Par l’effet conjugué d’une ordonnance signée sous la Restauration par Louis XVIII le 10 septembre 1817 et des articles 4 et 5 de la loi du 31 décembre 1971 portant réforme de certaines professions judiciaires et juridiques, les avocats au Conseil d’Etat et à la Cour de cassation disposent d’un monopole pour représenter et assister en justice les parties en cassation devant le Conseil d’Etat et la Cour de cassation. Il existe aujourd’hui 112 membres de l’Ordre des avocats au Conseil d’Etat et à la Cour de cassation, qui se trouvent tous à Paris et qui bénéficient de ce monopole pour avoir soit acheté une charge, soit s’être associés sur une des 60 charges existantes (nombre datant de 1817). Certains ont préalablement suivi une scolarité spécifique, d’autres ont bénéficié de passerelles.
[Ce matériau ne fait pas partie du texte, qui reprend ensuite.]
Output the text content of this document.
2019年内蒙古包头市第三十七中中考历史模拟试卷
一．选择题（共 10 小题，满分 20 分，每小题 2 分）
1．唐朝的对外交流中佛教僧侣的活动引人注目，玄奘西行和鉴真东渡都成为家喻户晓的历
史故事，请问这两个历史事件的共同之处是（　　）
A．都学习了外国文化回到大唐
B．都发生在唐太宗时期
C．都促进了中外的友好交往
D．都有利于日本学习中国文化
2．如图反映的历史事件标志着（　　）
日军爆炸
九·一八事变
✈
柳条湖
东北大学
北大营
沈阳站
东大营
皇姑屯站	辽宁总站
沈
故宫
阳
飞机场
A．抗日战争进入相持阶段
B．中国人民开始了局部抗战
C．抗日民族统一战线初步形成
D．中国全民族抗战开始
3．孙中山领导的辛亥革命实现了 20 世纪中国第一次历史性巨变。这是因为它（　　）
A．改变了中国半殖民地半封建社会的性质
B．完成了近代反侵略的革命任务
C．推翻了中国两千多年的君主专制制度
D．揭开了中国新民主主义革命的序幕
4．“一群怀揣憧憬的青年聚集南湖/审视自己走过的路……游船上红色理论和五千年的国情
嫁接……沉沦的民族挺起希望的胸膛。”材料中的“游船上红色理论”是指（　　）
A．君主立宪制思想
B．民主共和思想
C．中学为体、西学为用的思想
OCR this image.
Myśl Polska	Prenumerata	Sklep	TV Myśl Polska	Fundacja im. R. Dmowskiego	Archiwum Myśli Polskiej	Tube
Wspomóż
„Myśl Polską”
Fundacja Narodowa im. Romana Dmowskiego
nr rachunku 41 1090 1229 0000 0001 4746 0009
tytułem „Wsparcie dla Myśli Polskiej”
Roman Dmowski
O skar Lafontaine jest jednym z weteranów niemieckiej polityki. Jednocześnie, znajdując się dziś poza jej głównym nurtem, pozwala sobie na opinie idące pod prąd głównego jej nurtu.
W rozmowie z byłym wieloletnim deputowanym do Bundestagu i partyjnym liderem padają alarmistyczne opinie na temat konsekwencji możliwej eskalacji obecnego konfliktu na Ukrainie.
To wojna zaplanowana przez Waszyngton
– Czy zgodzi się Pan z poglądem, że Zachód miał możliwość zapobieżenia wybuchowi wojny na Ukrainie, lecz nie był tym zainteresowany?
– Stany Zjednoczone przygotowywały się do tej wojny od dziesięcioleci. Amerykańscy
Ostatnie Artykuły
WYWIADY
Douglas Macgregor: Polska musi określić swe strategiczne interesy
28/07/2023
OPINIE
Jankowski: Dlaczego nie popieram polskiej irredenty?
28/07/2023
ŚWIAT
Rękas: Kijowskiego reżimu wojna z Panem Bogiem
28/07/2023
Dans le même temps, il existe en France plus de 60.000 avocats répartis sur l’ensemble du territoire, là où il y en avait quelques centaines en 1817. Il n’existe aucun autre système comparable en Europe.
- Jean-Sébastien Boda, requérant et auteur de la QPC.
La question prioritaire de constitutionnalité met en avant quatre griefs contre le monopole tel qu’il existe :
En premier lieu, en l’état, les conditions d’accès à la profession d’avocat au Conseil d’Etat et à la Cour de cassation ne sont pas conforme au principe d’égal accès à toutes dignités, places et emplois publics garantis par l’article 6 de la Déclaration de 1789. De nombreux rapports ont d’ailleurs conclu à ce qu’elles soient modifiées.
En deuxième lieu, le monopole tel qu’il existe, et notamment tel qu’il est interprété par la Cour de cassation et le Conseil d’Etat, conduit à rompre l’égalité des armes devant le Conseil d’Etat et la Cour de cassation pour l’ensemble des litiges où le ministère d’avocat au conseil d‘Etat et à la Cour de cassation n’est pas obligatoire, dont la procédure de question prioritaire de constitutionnalité.
En troisième lieu, le monopole tel qu’il existe institue de façon plus générale une rupture du principe constitutionnel d’égalité entre avocats dès lors qu’une catégorie particulière d’avocats se voit reconnaître des prérogatives particulières sans justification raisonnable.
Enfin, en quatrième lieu, ce monopole porte atteinte la liberté d’entreprendre des avocats, garantie par l’article 4 de la Déclaration des droits de l’homme et du citoyen en réservant l’accès à certaines juridictions à 112 avocats. Or cette atteinte ne peut plus aujourd’hui se justifier au regard notamment de la spécialisation des multiples branches du droit, qui le rend obsolète, comme l’a montré la suppression des avoués. Mais surtout cette atteinte est manifestement disproportionnée dès lors que s’il est interdit aux avocats de faire concurrence aux avocats au Conseil d’Etat et à la Cour de cassation, certains cabinets d’avocats au Conseil d’Etat et à la Cour de cassation profitent de la rente de situation qui leur est assurée par le monopole pour venir concurrencer les avocats au barreau que ce soit devant les juridictions administratives ou même plus généralement en répondant à des appels d’offre lancés par les collectivités pour des prestations d’accompagnement juridique (comprenant tant le conseil que le contentieux).
De façon générale, la question prioritaire de constitutionnalité entend démontrer que, loin de favoriser une bonne administration de la justice, le monopole tel qu’il est institué a au contraire un impact concret souvent négatif pour les requérants : il est facteur de complexité et fait croître les coûts de procédure.
Il paraît dès lors que, faute d’accommodement raisonnable, le monopole dans sa forme actuelle contrevient aux droits et libertés garantis par la Constitution comme d’ailleurs aux libertés garanties par le droit européen. C’est la raison pour laquelle il est demandé au Conseil d’Etat de transmettre cette question prioritaire de constitutionnalité au Conseil constitutionnel.